901 S.W.2d 119 | Mo. Ct. App. | 1995
Appellant, David Veling, appeals the order of the Circuit Court of Jackson County, Missouri, granting respondent City of Kansas City, Missouri’s (Kansas City), motion to dismiss for Veling’s failure to state a claim upon which relief could be granted. The claimed cause of action is based on an alleged breach of a written offer of employment to Veling from Kansas City.
The facts in the record reveal that appellant was a student in the archaeology program at Dickinson College in Carlisle, Pennsylvania, during the spring of 1994. Appellant applied for a position as a summer intern in the City Historic Preservation Management Division (“CHPMD”) of Kansas City. The CHPMD is a division of Kansas City’s City Development Department.
Hope Luhman, Ph.D., was employed by Kansas City as the City Archaeologist during this time. Dr. Luhman reported directly to Lisa Lassman Briscoe, the CHPMD Administrator. Ms. Lassman reported directly to Robert L. Collins, the Director of City Development.
In an affidavit prepared by Dr. Luhman associated with appellant’s response to respondent’s motion to dismiss, she states that she was given authority to fill a summer intern position for a student archaeologist beginning in June 1994 by Ms. Briscoe and Mr. Collins. Dr. Luhman states that she, along with her superiors, developed plans to hire at least one summer intern for 1994 at the onset of her employment and that Ms. Briscoe and Mr. Collins assured her that funding for such a position was available. Dr. Luhman was given authority to select whomever she chose to fill the position.
Dr.
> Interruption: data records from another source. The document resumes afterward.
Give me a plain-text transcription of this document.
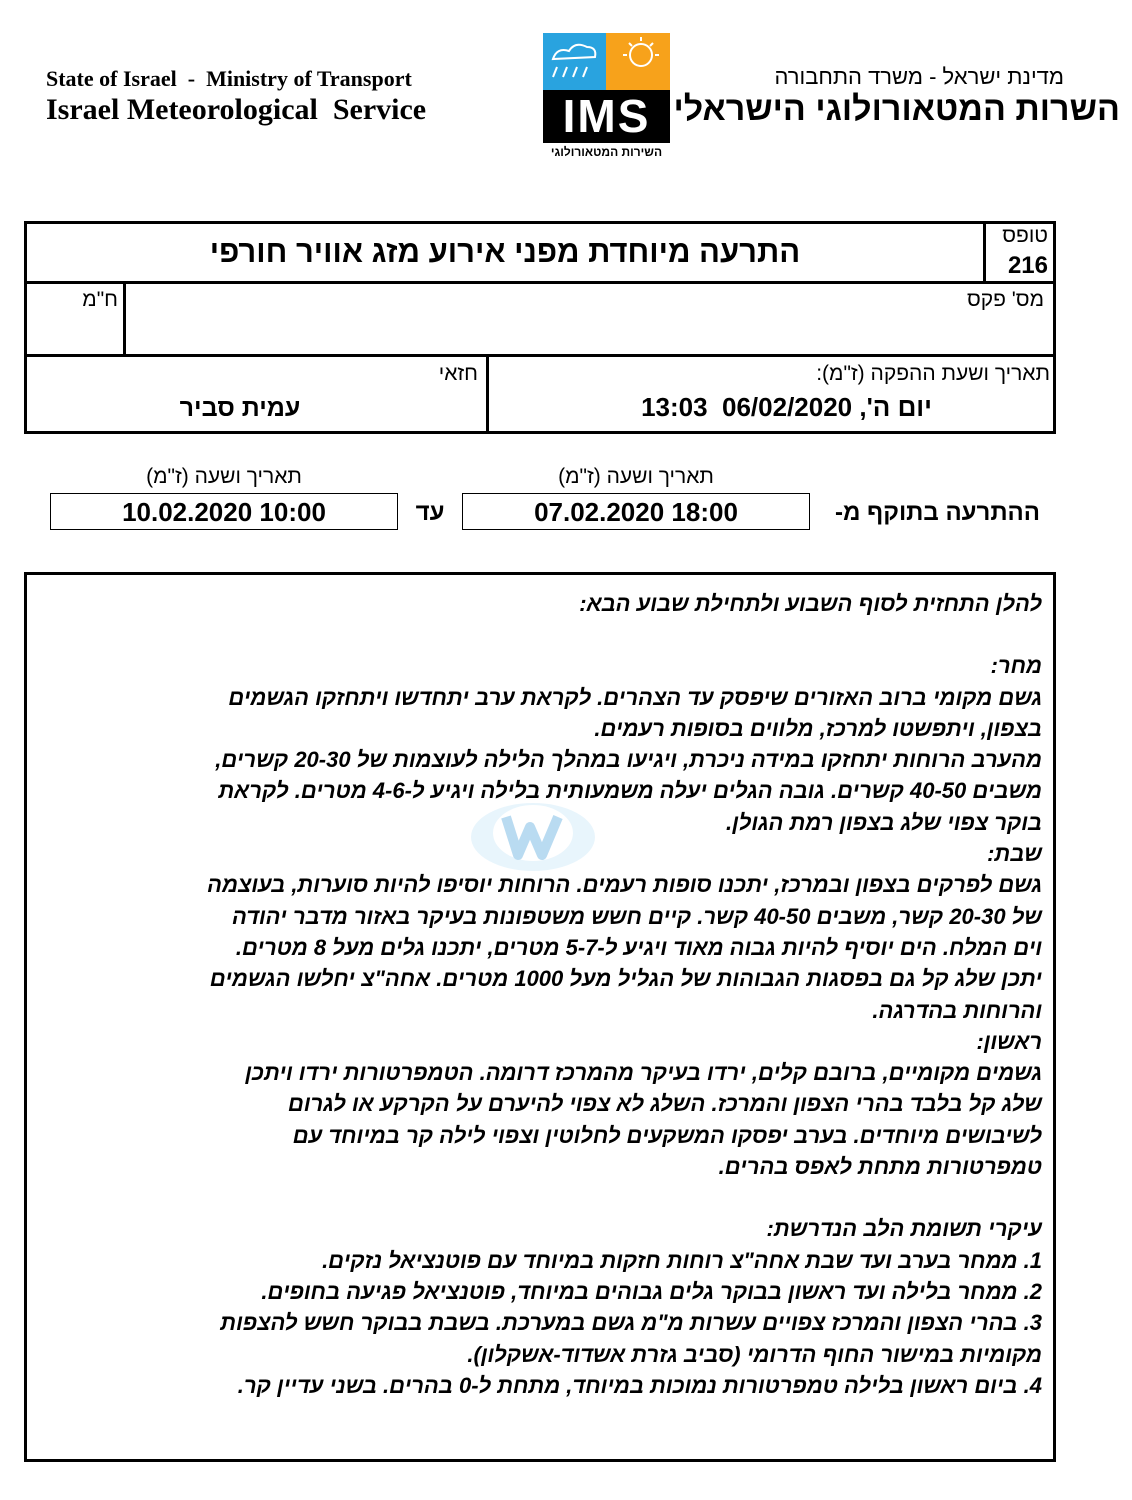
State of Israel  -  Ministry of Transport
Israel Meteorological  Service
מדינת ישראל - משרד התחבורה
השרות המטאורולוגי הישראלי
IMS
השירות המטאורולוגי
טופס
216
התרעה מיוחדת מפני אירוע מזג אוויר חורפי
מס' פקס
ח"מ
תאריך ושעת ההפקה (ז"מ):
יום ה', 06/02/2020  13:03
חזאי
עמית סביר
תאריך ושעה (ז"מ)
תאריך ושעה (ז"מ)
ההתרעה בתוקף מ-
07.02.2020 18:00
עד
10.02.2020 10:00
להלן התחזית לסוף השבוע ולתחילת שבוע הבא:
מחר:
גשם מקומי ברוב האזורים שיפסק עד הצהרים. לקראת ערב יתחדשו ויתחזקו הגשמים
בצפון, ויתפשטו למרכז, מלווים בסופות רעמים.
מהערב הרוחות יתחזקו במידה ניכרת, ויגיעו במהלך הלילה לעוצמות של 20-30 קשרים,
משבים 40-50 קשרים. גובה הגלים יעלה משמעותית בלילה ויגיע ל-4-6 מטרים. לקראת
בוקר צפוי שלג בצפון רמת הגולן.
שבת:
גשם לפרקים בצפון ובמרכז, יתכנו סופות רעמים. הרוחות יוסיפו להיות סוערות, בעוצמה
של 20-30 קשר, משבים 40-50 קשר. קיים חשש משטפונות בעיקר באזור מדבר יהודה
וים המלח. הים יוסיף להיות גבוה מאוד ויגיע ל-5-7 מטרים, יתכנו גלים מעל 8 מטרים.
יתכן שלג קל גם בפסגות הגבוהות של הגליל מעל 1000 מטרים. אחה"צ יחלשו הגשמים
והרוחות בהדרגה.
ראשון:
גשמים מקומיים, ברובם קלים, ירדו בעיקר מהמרכז דרומה. הטמפרטורות ירדו ויתכן
שלג קל בלבד בהרי הצפון והמרכז. השלג לא צפוי להיערם על הקרקע או לגרום
לשיבושים מיוחדים. בערב יפסקו המשקעים לחלוטין וצפוי לילה קר במיוחד עם
טמפרטורות מתחת לאפס בהרים.
עיקרי תשומת הלב הנדרשת:
1. ממחר בערב ועד שבת אחה"צ רוחות חזקות במיוחד עם פוטנציאל נזקים.
2. ממחר בלילה ועד ראשון בבוקר גלים גבוהים במיוחד, פוטנציאל פגיעה בחופים.
3. בהרי הצפון והמרכז צפויים עשרות מ"מ גשם במערכת. בשבת בבוקר חשש להצפות
מקומיות במישור החוף הדרומי (סביב גזרת אשדוד-אשקלון).
4. ביום ראשון בלילה טמפרטורות נמוכות במיוחד, מתחת ל-0 בהרים. בשני עדיין קר.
Luhman selected Veling to fill the summer intern position. A letter dated March 29, 1994, printed on city letterhead, advised Veling of his selection and offered him the position conditional on his acceptance by April 15, 1994. Dr. Luhman reports that Ms. Briscoe reviewed the letter before it was sent and that Mr. Collins was aware of the
Dr. Luhman prepared for Veling’s arrival and helped arrange his travel with the knowledge of her supervisors. Veling arrived in Kansas City and reported for work on May 31, 1994, one day early (intending to work this day without pay). Appellant continued to work until June 3, when he was informed by Ms. Briscoe that Kansas City would not execute a personal service contract with him, and that he would not be employed. Veling was also informed he would not be paid for the days he had already worked. Dr. Luh-man’s employment with Kansas City was also terminated on June 3, 1994.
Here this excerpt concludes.